The best answer for any negative questions is to try and make it into a positive.
90% of employers if not all will ask if you have any questions at the end of your interview. This is a good time to remember the company brief to ask for example their amazing team bonding activities on their website as you think it’s a nice incentive for all involved. This will show you payed attention to their company brief and focussed throughout the whole interview.
It is always a touchy subject to ask outright how much will I be paid but you can skirt around this by asking how there pay packet is put together is there a bonus scheme for high achievers this shows you are interested in earning your money and not averse to working hard for them.
Once you have finished asking questions and have left the interview you may have other questions pop into your head make a note of these and make sure you know your timing on the call back, so you know when to expect the call and when to chase if you haven’t heard anything, you want to seem keen but not too pushy.

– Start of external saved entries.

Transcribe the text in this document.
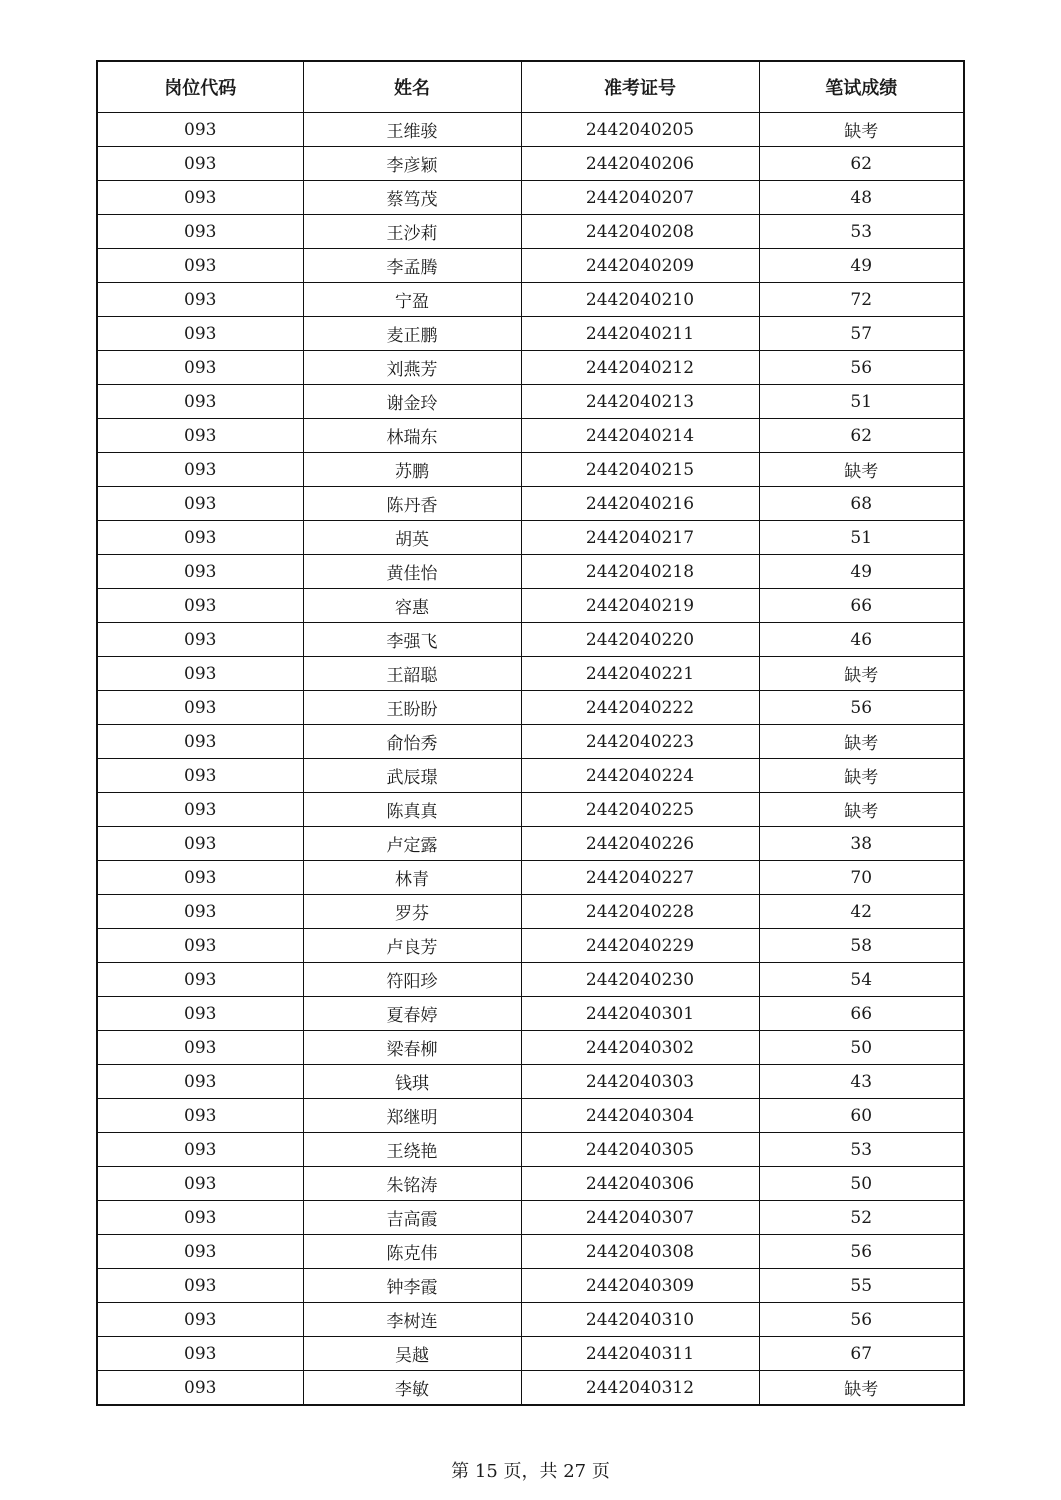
岗位代码	姓名	准考证号	笔试成绩
093	王维骏	2442040205	缺考
093	李彦颖	2442040206	62
093	蔡笃茂	2442040207	48
093	王沙莉	2442040208	53
093	李孟腾	2442040209	49
093	宁盈	2442040210	72
093	麦正鹏	2442040211	57
093	刘燕芳	2442040212	56
093	谢金玲	2442040213	51
093	林瑞东	2442040214	62
093	苏鹏	2442040215	缺考
093	陈丹香	2442040216	68
093	胡英	2442040217	51
093	黄佳怡	2442040218	49
093	容惠	2442040219	66
093	李强飞	2442040220	46
093	王韶聪	2442040221	缺考
093	王盼盼	2442040222	56
093	俞怡秀	2442040223	缺考
093	武辰璟	2442040224	缺考
093	陈真真	2442040225	缺考
093	卢定露	2442040226	38
093	林青	2442040227	70
093	罗芬	2442040228	42
093	卢良芳	2442040229	58
093	符阳珍	2442040230	54
093	夏春婷	2442040301	66
093	梁春柳	2442040302	50
093	钱琪	2442040303	43
093	郑继明	2442040304	60
093	王绕艳	2442040305	53
093	朱铭涛	2442040306	50
093	吉高霞	2442040307	52
093	陈克伟	2442040308	56
093	钟李霞	2442040309	55
093	李树连	2442040310	56
093	吴越	2442040311	67
093	李敏	2442040312	缺考
第 15 页，共 27 页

The wait and… Finally, the end
Whether you get a good call back after your interview or they call to give bad news it is always good to get some feedback, this could be just a pit to the post by another candidate who fit slightly better. The employer will be able to give you some positive criticism regarding how you interviewed it will give you both the confidence to keep looking as well as to give you hints and tips for next time.
Remember this is not the be all and end all of interview techniques but it may give you a few more hints and tips on your interviewing strategies.
People hire People
This is always a good motto to go by as you will be spending a lot of time with your managers and work colleagues. It is a well-known fact that people leave managers more often than leaving the actual job role.